Sounds like cool stuff, along the lines of structure editing!
The question is not whether it can work, but whether it works better than an edit tool using textual search/replace blocks. I'm curious what you see as the advantage of this approach? One thing that comes to mind is that having a cursor provides some natural integration with LSP signature help
Yes agentic loop with diagnostic feedback is quite powerful. I'd love to have more controllable structured decode from the big llm providers to skip some sources of needing to loop - something like https://github.com/microsoft/aici
I’d love to see how you’re giving this interface to the LLM
> * Way way way more code in the training set.

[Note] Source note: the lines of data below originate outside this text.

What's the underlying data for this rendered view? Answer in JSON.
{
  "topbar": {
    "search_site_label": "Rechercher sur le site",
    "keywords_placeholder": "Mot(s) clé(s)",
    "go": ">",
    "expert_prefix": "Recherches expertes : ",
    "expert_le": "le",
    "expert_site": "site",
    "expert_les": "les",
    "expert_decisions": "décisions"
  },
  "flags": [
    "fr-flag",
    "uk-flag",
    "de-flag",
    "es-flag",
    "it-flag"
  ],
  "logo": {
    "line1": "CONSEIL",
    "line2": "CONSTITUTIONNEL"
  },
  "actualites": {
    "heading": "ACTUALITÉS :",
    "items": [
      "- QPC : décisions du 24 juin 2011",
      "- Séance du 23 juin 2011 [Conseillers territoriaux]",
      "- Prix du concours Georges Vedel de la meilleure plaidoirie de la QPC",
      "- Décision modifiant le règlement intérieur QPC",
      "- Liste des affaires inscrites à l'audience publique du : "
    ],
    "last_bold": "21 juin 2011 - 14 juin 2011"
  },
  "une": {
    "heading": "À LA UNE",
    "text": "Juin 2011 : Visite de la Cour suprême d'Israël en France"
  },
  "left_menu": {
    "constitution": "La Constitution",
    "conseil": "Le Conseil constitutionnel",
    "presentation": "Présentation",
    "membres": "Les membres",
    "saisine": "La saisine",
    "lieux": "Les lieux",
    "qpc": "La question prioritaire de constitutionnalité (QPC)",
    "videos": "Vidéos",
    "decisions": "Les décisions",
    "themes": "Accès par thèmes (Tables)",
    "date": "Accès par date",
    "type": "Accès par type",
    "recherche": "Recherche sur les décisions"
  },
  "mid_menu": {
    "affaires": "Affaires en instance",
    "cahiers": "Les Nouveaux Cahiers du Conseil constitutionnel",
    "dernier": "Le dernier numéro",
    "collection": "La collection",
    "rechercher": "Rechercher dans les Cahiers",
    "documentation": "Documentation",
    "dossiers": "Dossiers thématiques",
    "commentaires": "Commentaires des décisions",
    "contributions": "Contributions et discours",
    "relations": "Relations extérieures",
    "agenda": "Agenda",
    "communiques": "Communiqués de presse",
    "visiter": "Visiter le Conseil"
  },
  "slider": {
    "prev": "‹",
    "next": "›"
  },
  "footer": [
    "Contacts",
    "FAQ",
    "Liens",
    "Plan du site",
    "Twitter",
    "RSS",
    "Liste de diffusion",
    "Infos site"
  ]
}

Why not convert the training code to AST?
You could, but it is extremely expensive to train an LLM that is competitive on coding evals. So, I was assuming use of a model someone else trained.
Also, if it is only trained on code, it's likely to miss out on all the world knowledge that comes from the rest of the data.
fine tune instead of training from scratch might help.
I think you've hit the nail on the head here.
After being pleasantly surprised at how well an AI did at a task I asked of it a few months ago that I thought was much more complicated, I was amused at how badly it did when I asked it to refactor some code to change variable names in one single source file to match a particular coding standard. After doing the work that a good junior developer might have needed a couple of days for, it failed hard at refactoring, working more at the level of a high school freshman.
Structured output generally gives a nice performance boost, so I agree.
Specifically, I'd love to see widespread structured output support for context free grammars. You get a few here and there - vLLM for example. Most LLMs as a service only support JSON output which is better than nothing but doesn't cover this case at all.
Something with semantic analysis - scope informed output, would be a cherry on the top, but while technically possible, I don't see arriving anytime soon. But hey - maybe an opportunity for product differentiation.
Yeah see my other comment above, I've done it with arbitrary grammars, works quite well, don't know why this isn't more widespread
AST is only half of the picture. Semantics (aka the action taken by the abstract machine) are what’s important. What code helps with is identifying patterns which helps in code generation (defmacro and api services generations) because it’s the primary interface. AST is implementation detail.
If you look API exposed by LSP you would understand why. It's very hard to use LSP outside an editor because a lot of it is "where is a symbol in file X on line Y between these two columns is used"
You're looking for Serena: https://github.com/oraios/serena
There's a few agents that integrate with LSP servers
opencode comes to mind off the top of my head
it still tends to do a lot of grep and sed though.